© Uwe Hentschel
Un pneu présente l’avantage de rouler vers l’avant comme vers l’arrière. Mais pour des chercheurs comme Laurent Poorters, cela ne suffit pas.
Il ne s’agit pas de réinventer la roue. Enfin, la roue peut-être pas. Mais le pneu, oui. En effet, à quoi sert un moteur puissant ou un châssis intelligent lorsque le pneu n’est pas à la hauteur. Le pneu, en tant que composant assurant la liaison entre la voiture et la route, remplit une fonction tout à fait déterminante. Et dans ce domaine, Laurent Poorters fait autorité.
Poorters, ingénieur au Goodyear Innovation Center de Colmar-Berg, s’occupe du développement de nouveaux pneus. Et en la matière, il importe que les automobilistes revoient peut-être un petit peu leur conception en termes d’apparence générale d’un pneu et de ses possibilités. En effet, chez Goodyear, on développe aussi des pneus concept connectés à une intelligence artificielle.
Se passer de composants mécaniques tels que l’entraînement ou l’essieu
À l’aide de leur technologie de capteurs et de leur réseau neural issu d’algorithmes d’auto-apprentissage, ils sont aptes à communiquer avec le véhicule. Ils peuvent par exemple fournir à l’ordinateur de bord des informations relatives à la nature de la chaussée. Eagle 360 Urban est l’un de ces pneus concept. Et il a une autre particularité : il est sphérique.
« Ce pneu présente l’avantage de se passer de composants mécaniques tels que l’entraînement ou l’essieu », explique Poorters. Le pneu est au contraire maintenu en position à l’aide d’un champ magnétique puissant. « Cela permet au véhicule de se déplacer non seulement vers l’avant et vers l’arrière, mais aussi latéralement », nous explique l’ingénieur. Ceci simplifierait par exemple le stationnement car on aurait besoin de moins de place pour se garer. Et réduirait de ce fait la surface de stationnement dans les villes.

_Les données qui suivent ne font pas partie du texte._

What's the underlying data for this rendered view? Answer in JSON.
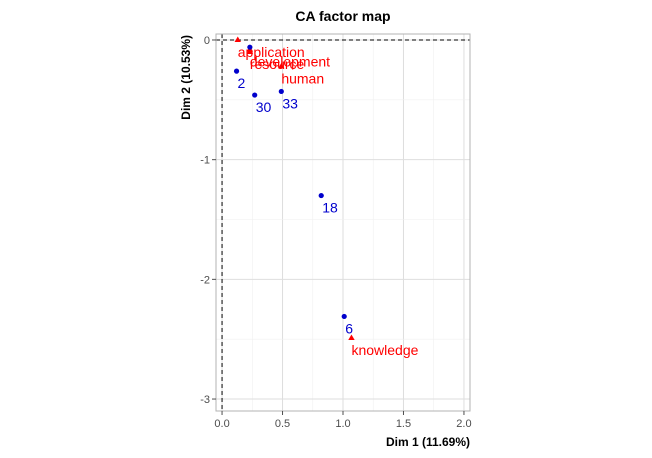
{
  "chart_data": {
    "type": "scatter",
    "title": "CA factor map",
    "xlabel": "Dim 1 (11.69%)",
    "ylabel": "Dim 2 (10.53%)",
    "xlim": [
      -0.05,
      2.05
    ],
    "ylim": [
      -3.1,
      0.05
    ],
    "xticks": [
      0,
      0.5,
      1,
      1.5,
      2
    ],
    "xtick_labels": [
      "0.0",
      "0.5",
      "1.0",
      "1.5",
      "2.0"
    ],
    "yticks": [
      0,
      -1,
      -2,
      -3
    ],
    "ytick_labels": [
      "0",
      "-1",
      "-2",
      "-3"
    ],
    "grid": true,
    "reference_lines": {
      "x": 0,
      "y": 0
    },
    "colors": {
      "rows": "#0000cc",
      "cols": "#ff0000"
    },
    "rows": [
      {
        "label": "2",
        "x": 0.12,
        "y": -0.26
      },
      {
        "label": "30",
        "x": 0.27,
        "y": -0.46
      },
      {
        "label": "33",
        "x": 0.49,
        "y": -0.43
      },
      {
        "label": "18",
        "x": 0.82,
        "y": -1.3
      },
      {
        "label": "6",
        "x": 1.01,
        "y": -2.31
      },
      {
        "label": "",
        "x": 0.23,
        "y": -0.06
      }
    ],
    "cols": [
      {
        "label": "application",
        "x": 0.13,
        "y": 0.0
      },
      {
        "label": "development",
        "x": 0.23,
        "y": -0.08
      },
      {
        "label": "resource",
        "x": 0.23,
        "y": -0.1
      },
      {
        "label": "human",
        "x": 0.49,
        "y": -0.22
      },
      {
        "label": "knowledge",
        "x": 1.07,
        "y": -2.49
      }
    ]
  }
}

La structure de la bande de roulement s’adapte au revêtement
Une autre particularité du pneu concept est sa peau bionique composée de polymères élastiques. Comme l’explique Poorters, cela procure à la peau du pneu une flexibilité comparable à celle de la peau humaine. Sous cette peau se trouvent des éléments d’entraînement qui fonctionnent comme des muscles et sont mis en mouvement par des impulsions électriques. Le pneu est ainsi capable de modifier la structure de la bande de roulement en fonction des conditions météorologiques et du revêtement de la chaussée. En résumé, le profil s’adapte à la situation.
Par ailleurs, ce pneu concept est doté d’une sorte de processus d’auto-réparation : grâce aux capteurs présents dans la bande de roulement, le dommage est immédiatement localisé et le pneu sphérique a la capacité de pivoter de telle sorte que la partie endommagée ne soit plus en contact avec la chaussée. Parallèlement, des matériaux se dirigent vers la partie endommagée pour constituer de nouveaux composés moléculaires par des réactions physiques et chimiques. Le pneu sphérique n’est encore qu’à l’état d’étude conceptuelle. Goodyear ne communique actuellement aucune information sur le délai de production en série d’un tel produit.

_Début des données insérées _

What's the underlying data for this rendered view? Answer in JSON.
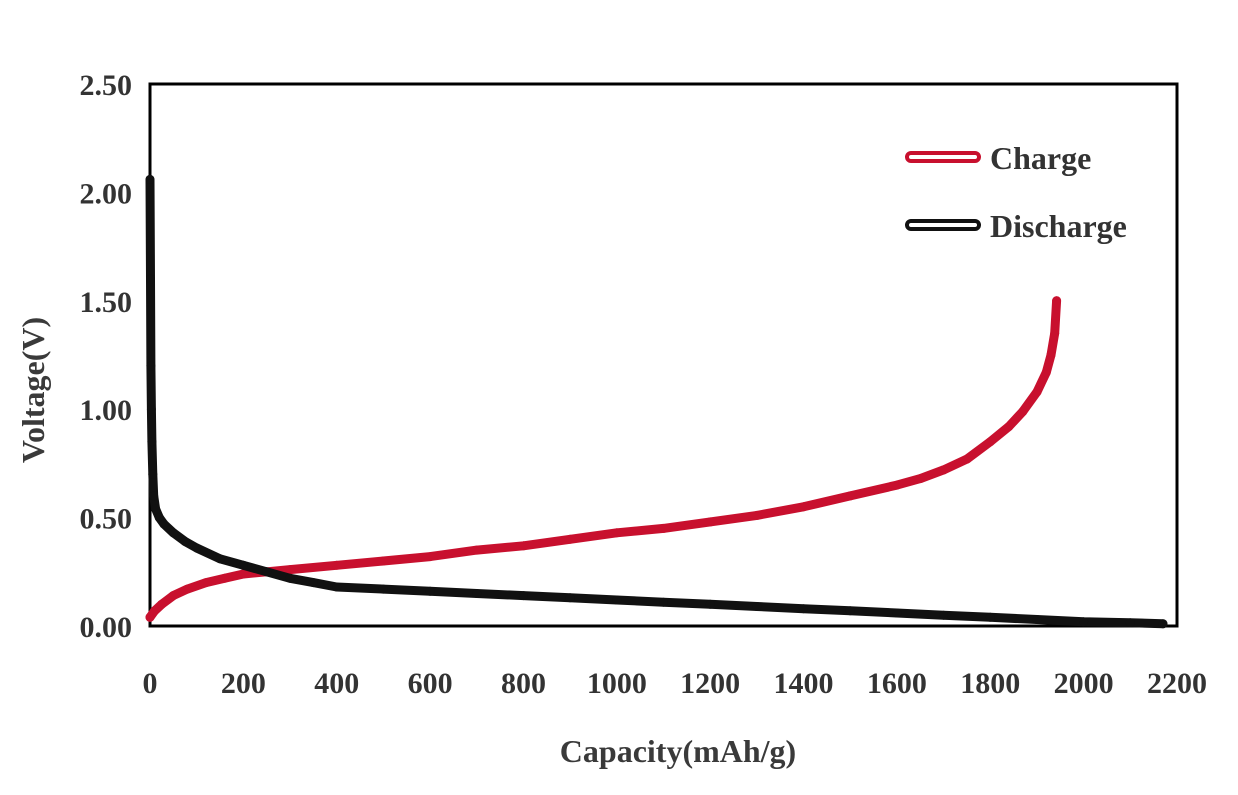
{
  "chart_data": {
    "type": "line",
    "title": "",
    "xlabel": "Capacity(mAh/g)",
    "ylabel": "Voltage(V)",
    "xlim": [
      0,
      2200
    ],
    "ylim": [
      0,
      2.5
    ],
    "x_ticks": [
      "0",
      "200",
      "400",
      "600",
      "800",
      "1000",
      "1200",
      "1400",
      "1600",
      "1800",
      "2000",
      "2200"
    ],
    "x_tick_values": [
      0,
      200,
      400,
      600,
      800,
      1000,
      1200,
      1400,
      1600,
      1800,
      2000,
      2200
    ],
    "y_ticks": [
      "0.00",
      "0.50",
      "1.00",
      "1.50",
      "2.00",
      "2.50"
    ],
    "y_tick_values": [
      0,
      0.5,
      1.0,
      1.5,
      2.0,
      2.5
    ],
    "grid": false,
    "legend_position": "top-right",
    "series": [
      {
        "name": "Charge",
        "color": "#c8102e",
        "x": [
          0,
          10,
          25,
          50,
          80,
          120,
          160,
          200,
          250,
          300,
          400,
          500,
          600,
          700,
          800,
          900,
          1000,
          1100,
          1200,
          1300,
          1400,
          1500,
          1600,
          1650,
          1700,
          1750,
          1800,
          1840,
          1870,
          1900,
          1920,
          1930,
          1938,
          1942
        ],
        "y": [
          0.04,
          0.07,
          0.1,
          0.14,
          0.17,
          0.2,
          0.22,
          0.24,
          0.25,
          0.26,
          0.28,
          0.3,
          0.32,
          0.35,
          0.37,
          0.4,
          0.43,
          0.45,
          0.48,
          0.51,
          0.55,
          0.6,
          0.65,
          0.68,
          0.72,
          0.77,
          0.85,
          0.92,
          0.99,
          1.08,
          1.17,
          1.25,
          1.35,
          1.5
        ]
      },
      {
        "name": "Discharge",
        "color": "#111111",
        "x": [
          0,
          1,
          2,
          3,
          4,
          6,
          8,
          12,
          20,
          30,
          50,
          75,
          100,
          150,
          200,
          250,
          300,
          350,
          400,
          500,
          600,
          700,
          800,
          900,
          1000,
          1100,
          1200,
          1300,
          1400,
          1500,
          1600,
          1700,
          1800,
          1900,
          2000,
          2100,
          2170
        ],
        "y": [
          2.06,
          1.6,
          1.2,
          1.0,
          0.85,
          0.7,
          0.6,
          0.54,
          0.5,
          0.47,
          0.43,
          0.39,
          0.36,
          0.31,
          0.28,
          0.25,
          0.22,
          0.2,
          0.18,
          0.17,
          0.16,
          0.15,
          0.14,
          0.13,
          0.12,
          0.11,
          0.1,
          0.09,
          0.08,
          0.07,
          0.06,
          0.05,
          0.04,
          0.03,
          0.02,
          0.015,
          0.01
        ]
      }
    ]
  }
}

Des pneus personnalisés sur pression d’un bouton
« Au cours des 100 dernières années, la principale caractéristique d’un pneu était d’être pneumatique », ajoute Poorters. Toutefois, le scientifique de Goodyear en est convaincu, ce composant du véhicule jouera à l’avenir un rôle bien plus important grâce à son intelligence artificielle. « Certains prototypes sont capables de générer eux-mêmes de l’énergie afin de fournir par exemple du courant électrique aux puces présentes dans les pneus. »
En outre, comme nous l’explique l’ingénieur, la fabrication des pneus va évoluer. Selon Poorters, « Nous travaillons à Dudelange sur une usine de pneumatiques high tech pour la prochaine génération afin de produire très rapidement de petites séries ». « Les pneus seront fabriqués sur mesure sur pression d’un bouton. »

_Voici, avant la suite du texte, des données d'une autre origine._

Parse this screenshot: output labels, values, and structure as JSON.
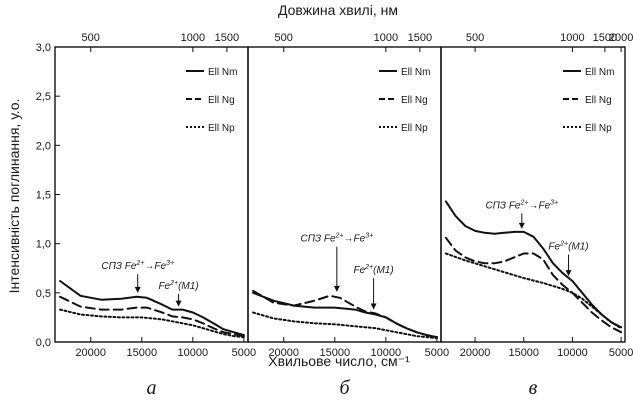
{
  "chart_data": {
    "type": "line",
    "top_axis_label": "Довжина хвилі, нм",
    "xlabel": "Хвильове число, см⁻¹",
    "ylabel": "Інтенсивність поглинання, у.о.",
    "ylim": [
      0,
      3.0
    ],
    "y_ticks": [
      "0,0",
      "0,5",
      "1,0",
      "1,5",
      "2,0",
      "2,5",
      "3,0"
    ],
    "panels": [
      {
        "letter": "а",
        "x_ticks": [
          "20000",
          "15000",
          "10000",
          "5000"
        ],
        "top_ticks": [
          "500",
          "1000",
          "1500"
        ],
        "legend": [
          "Ell Nm",
          "Ell Ng",
          "Ell Np"
        ],
        "series": [
          {
            "name": "Ell Nm",
            "style": "solid",
            "x": [
              23000,
              21000,
              19000,
              17000,
              15500,
              14500,
              13000,
              12000,
              11000,
              10000,
              9000,
              8000,
              7000,
              6000,
              5000
            ],
            "y": [
              0.62,
              0.47,
              0.43,
              0.44,
              0.46,
              0.45,
              0.38,
              0.33,
              0.33,
              0.3,
              0.25,
              0.19,
              0.13,
              0.1,
              0.07
            ]
          },
          {
            "name": "Ell Ng",
            "style": "dashed",
            "x": [
              23000,
              21000,
              19000,
              17000,
              15500,
              14500,
              13000,
              12000,
              11000,
              10000,
              9000,
              8000,
              7000,
              6000,
              5000
            ],
            "y": [
              0.46,
              0.36,
              0.33,
              0.33,
              0.35,
              0.35,
              0.3,
              0.26,
              0.25,
              0.23,
              0.19,
              0.14,
              0.1,
              0.08,
              0.06
            ]
          },
          {
            "name": "Ell Np",
            "style": "dotted",
            "x": [
              23000,
              21000,
              19000,
              17000,
              15000,
              13000,
              11000,
              10000,
              9000,
              8000,
              7000,
              6000,
              5000
            ],
            "y": [
              0.33,
              0.28,
              0.26,
              0.25,
              0.25,
              0.23,
              0.19,
              0.17,
              0.14,
              0.11,
              0.08,
              0.06,
              0.05
            ]
          }
        ],
        "annotations": [
          {
            "pre": "СПЗ Fe",
            "sup1": "2+",
            "mid": "→Fe",
            "sup2": "3+",
            "post": "",
            "x": 15400,
            "y_text": 0.74,
            "y_arrow": 0.49
          },
          {
            "pre": "Fe",
            "sup1": "2+",
            "mid": "(M1)",
            "sup2": "",
            "post": "",
            "x": 11400,
            "y_text": 0.54,
            "y_arrow": 0.35
          }
        ]
      },
      {
        "letter": "б",
        "x_ticks": [
          "20000",
          "15000",
          "10000",
          "5000"
        ],
        "top_ticks": [
          "500",
          "1000",
          "1500"
        ],
        "legend": [
          "Ell Nm",
          "Ell Ng",
          "Ell Np"
        ],
        "series": [
          {
            "name": "Ell Nm",
            "style": "solid",
            "x": [
              23000,
              21000,
              19000,
              17000,
              15000,
              13000,
              12000,
              11000,
              10000,
              9000,
              8000,
              7000,
              6000,
              5000
            ],
            "y": [
              0.5,
              0.42,
              0.37,
              0.35,
              0.35,
              0.33,
              0.3,
              0.28,
              0.25,
              0.19,
              0.14,
              0.1,
              0.07,
              0.05
            ]
          },
          {
            "name": "Ell Ng",
            "style": "dashed",
            "x": [
              23000,
              21000,
              19000,
              17000,
              15500,
              14500,
              13000,
              12000,
              11000,
              10000,
              9000,
              8000,
              7000,
              6000,
              5000
            ],
            "y": [
              0.52,
              0.4,
              0.37,
              0.42,
              0.47,
              0.45,
              0.36,
              0.31,
              0.29,
              0.25,
              0.19,
              0.14,
              0.1,
              0.07,
              0.05
            ]
          },
          {
            "name": "Ell Np",
            "style": "dotted",
            "x": [
              23000,
              21000,
              19000,
              17000,
              15000,
              13000,
              11000,
              10000,
              9000,
              8000,
              7000,
              6000,
              5000
            ],
            "y": [
              0.3,
              0.24,
              0.21,
              0.19,
              0.18,
              0.16,
              0.14,
              0.12,
              0.1,
              0.08,
              0.06,
              0.05,
              0.04
            ]
          }
        ],
        "annotations": [
          {
            "pre": "СПЗ Fe",
            "sup1": "2+",
            "mid": "→Fe",
            "sup2": "3+",
            "post": "",
            "x": 14800,
            "y_text": 1.02,
            "y_arrow": 0.5
          },
          {
            "pre": "Fe",
            "sup1": "2+",
            "mid": "(M1)",
            "sup2": "",
            "post": "",
            "x": 11200,
            "y_text": 0.7,
            "y_arrow": 0.32
          }
        ]
      },
      {
        "letter": "в",
        "x_ticks": [
          "20000",
          "15000",
          "10000",
          "5000"
        ],
        "top_ticks": [
          "500",
          "1000",
          "1500",
          "2000"
        ],
        "legend": [
          "Ell Nm",
          "Ell Ng",
          "Ell Np"
        ],
        "series": [
          {
            "name": "Ell Nm",
            "style": "solid",
            "x": [
              23000,
              22000,
              21000,
              20000,
              19000,
              18000,
              17000,
              16000,
              15000,
              14000,
              13000,
              12000,
              11000,
              10000,
              9000,
              8000,
              7000,
              6000,
              5000
            ],
            "y": [
              1.43,
              1.28,
              1.18,
              1.13,
              1.11,
              1.1,
              1.11,
              1.12,
              1.12,
              1.07,
              0.95,
              0.8,
              0.7,
              0.62,
              0.5,
              0.38,
              0.28,
              0.2,
              0.15
            ]
          },
          {
            "name": "Ell Ng",
            "style": "dashed",
            "x": [
              23000,
              22000,
              21000,
              20000,
              19000,
              18000,
              17000,
              16000,
              15000,
              14000,
              13000,
              12000,
              11000,
              10000,
              9000,
              8000,
              7000,
              6000,
              5000
            ],
            "y": [
              1.06,
              0.93,
              0.86,
              0.82,
              0.8,
              0.8,
              0.82,
              0.86,
              0.9,
              0.9,
              0.84,
              0.68,
              0.58,
              0.5,
              0.4,
              0.3,
              0.22,
              0.15,
              0.1
            ]
          },
          {
            "name": "Ell Np",
            "style": "dotted",
            "x": [
              23000,
              21000,
              19000,
              17000,
              15000,
              13000,
              11000,
              10000,
              9000,
              8000,
              7000,
              6000,
              5000
            ],
            "y": [
              0.9,
              0.83,
              0.77,
              0.71,
              0.65,
              0.6,
              0.54,
              0.5,
              0.44,
              0.36,
              0.28,
              0.2,
              0.14
            ]
          }
        ],
        "annotations": [
          {
            "pre": "СПЗ Fe",
            "sup1": "2+",
            "mid": "→Fe",
            "sup2": "3+",
            "post": "",
            "x": 15200,
            "y_text": 1.36,
            "y_arrow": 1.14
          },
          {
            "pre": "Fe",
            "sup1": "2+",
            "mid": "(M1)",
            "sup2": "",
            "post": "",
            "x": 10400,
            "y_text": 0.94,
            "y_arrow": 0.66
          }
        ]
      }
    ]
  }
}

Pour les camions, une section de pneu plus réduite augmente la capacité de charge
Parallèlement à l’optimisation des pneus de voitures, les chercheurs de Goodyear travaillent également à l’amélioration des pneumatiques dans le sport automobile, l’aviation et le transport des marchandises. Dans toute l’Union européenne, la hauteur des camions ne peut pas dépasser quatre mètres. « Donc, lorsqu’on souhaite élargir l’espace de chargement pour les camions, cela passe en principe par la réduction de la taille des roues » indique l’ingénieur. C’est pourquoi les recherches visent à réduire la section des pneus sans nuire à la capacité de charge.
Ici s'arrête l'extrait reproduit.